Le concert du 23 novembre dernier signait le retour à la tête de l’Orchestre national du Capitole de son Directeur musical, Tarmo Peltokoski. Une assistance attentive et enthousiaste emplissait les gradins d’une Halle aux Grains qui offrait ce soir-là un programme musical ouvert sur le passage sensible du romantisme vers la modernité, de Tchaïkovski aux prémices de la deuxième Ecole de Vienne.
Rappelons que ce concert prévoyait la venue à Toulouse de Patricia Kopatchinskaïa, comme soliste du Concerto pour violon et orchestre n°1 de Dmitri Chostakovitch. En raison de problèmes de santé, la violoniste d’origine moldave a dû annuler sa venue. Le Concerto de Chostakovitch est alors remplacé par le Concerto pour violon en ré majeur de Piotr Ilitch Tchaïkovski. Et le violoniste sollicité pour son interprétation n’est autre que le super-soliste de l’Orchestre, le très apprécié Kristi Gjezi. On se souvient de sa récente contribution comme premier violon lors du grand concert donné par le Quatuor à cordes du Capitole lors du festival Musique au Palais.
Sous la direction attentive, précise et colorée de Tarmo Peltokoski, l’orchestre introduit l’Allegro moderato de ce concerto, symbole du grand romantisme russe, comme on déroule un tapis rouge au violon soliste. On admire alors la sonorité de miel d’un instrument aux aigus lumineux, la projection impressionnante d’un jeu qui reste d’une lisibilité exemplaire tout au long de cette interprétation. Parfaitement maîtrisé, le volume sonore de tout l’orchestre ne couvre jamais celui du soliste. Krisri Gjezi non seulement franchit avec panache toutes les difficultés techniques de cette partition déclarée « impossible à jouer » par ses premiers exécutants, mais il n’en néglige jamais la profonde musicalité. En particulier, la généreuse cadence du vaste premier mouvement impressionne par la virtuosité de son exécution et la profondeur de son expression.

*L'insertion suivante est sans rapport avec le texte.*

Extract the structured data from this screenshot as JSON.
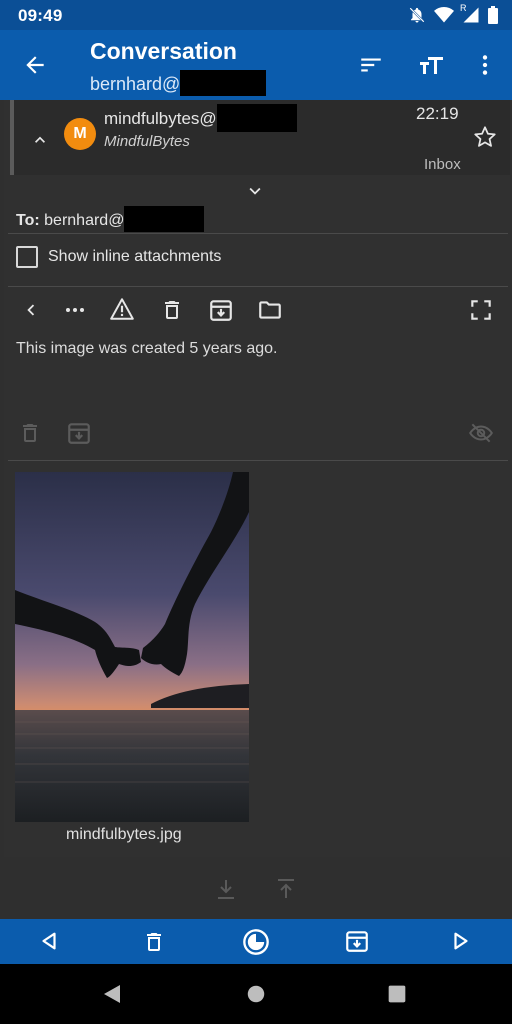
{
  "status_bar": {
    "time": "09:49",
    "network": "R"
  },
  "app_bar": {
    "title": "Conversation",
    "subtitle": "bernhard@"
  },
  "message": {
    "from_address": "mindfulbytes@",
    "from_name": "MindfulBytes",
    "avatar_letter": "M",
    "time": "22:19",
    "folder": "Inbox",
    "to_label": "To:",
    "to_address": "bernhard@",
    "inline_attachments_label": "Show inline attachments",
    "body_text": "This image was created 5 years ago.",
    "attachment_filename": "mindfulbytes.jpg"
  },
  "colors": {
    "primary": "#0b5cad",
    "status_bar": "#0b4f96",
    "avatar": "#f28c0f",
    "background": "#2f2f2f"
  },
  "icons": {
    "app_bar": [
      "back-arrow-icon",
      "sort-icon",
      "text-size-icon",
      "more-vert-icon"
    ],
    "toolbar": [
      "chevron-left-icon",
      "more-horiz-icon",
      "warning-icon",
      "delete-icon",
      "archive-icon",
      "folder-icon",
      "fullscreen-icon"
    ],
    "bottom_bar": [
      "previous-icon",
      "delete-icon",
      "snooze-icon",
      "archive-icon",
      "next-icon"
    ]
  }
}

Dans la Canzonetta, Andante qui suit, le sens et la richesse des phrasés choisis par le soliste confèrent au mouvement central une sensibilité extrême. Dans le final, Allegro vivacissimo, le violon réalise de véritables prouesses virtuoses sans jamais sombrer dans la pure démonstration technique. Là encore les échanges avec l’orchestre ressemblent à une discussion d’égal à égal. Jusqu’à la coda et le tutti final, explosif et jubilatoire.
Une ovation spontanée et enthousiaste salue cette interprétation, largement applaudie, bien évidemment, par tous les musiciens de l’orchestre, fiers de la performance de leur collègue !
La seconde partie de la soirée franchit une étape dans l’évolution musicale. La Sonate pour piano opus 1 d’Alban Berg marque en effet une rupture dans la technique compositionnelle. Le chromatisme musical, peut-être influencé par celui du Tristan et Isolde de Wagner, s’y manifeste avec intensité. Cette œuvre « d’avant-garde » est ici proposée dans une orchestration du compositeur néerlandais Theo Verbey. Ce passage d’un instrument unique, le piano, à l’orchestre s’avère radical puisqu’il convoque un orchestre énorme ! Il en résulte une grande richesse des couleurs instrumentale et finalement un renforcement de cette technique développée par les musiciens de cette deuxième Ecole de Vienne, la Klangfarbenmelodie, ou mélodie de timbres. Les explosions sonores alternent avec un extrême raffinement de détails subtils. Le résultat semble annoncer les déploiements orchestraux qu’Alban Berg développera dans son opéra Wozzeck. L’orchestre et son chef brillent ici de tous leurs feux.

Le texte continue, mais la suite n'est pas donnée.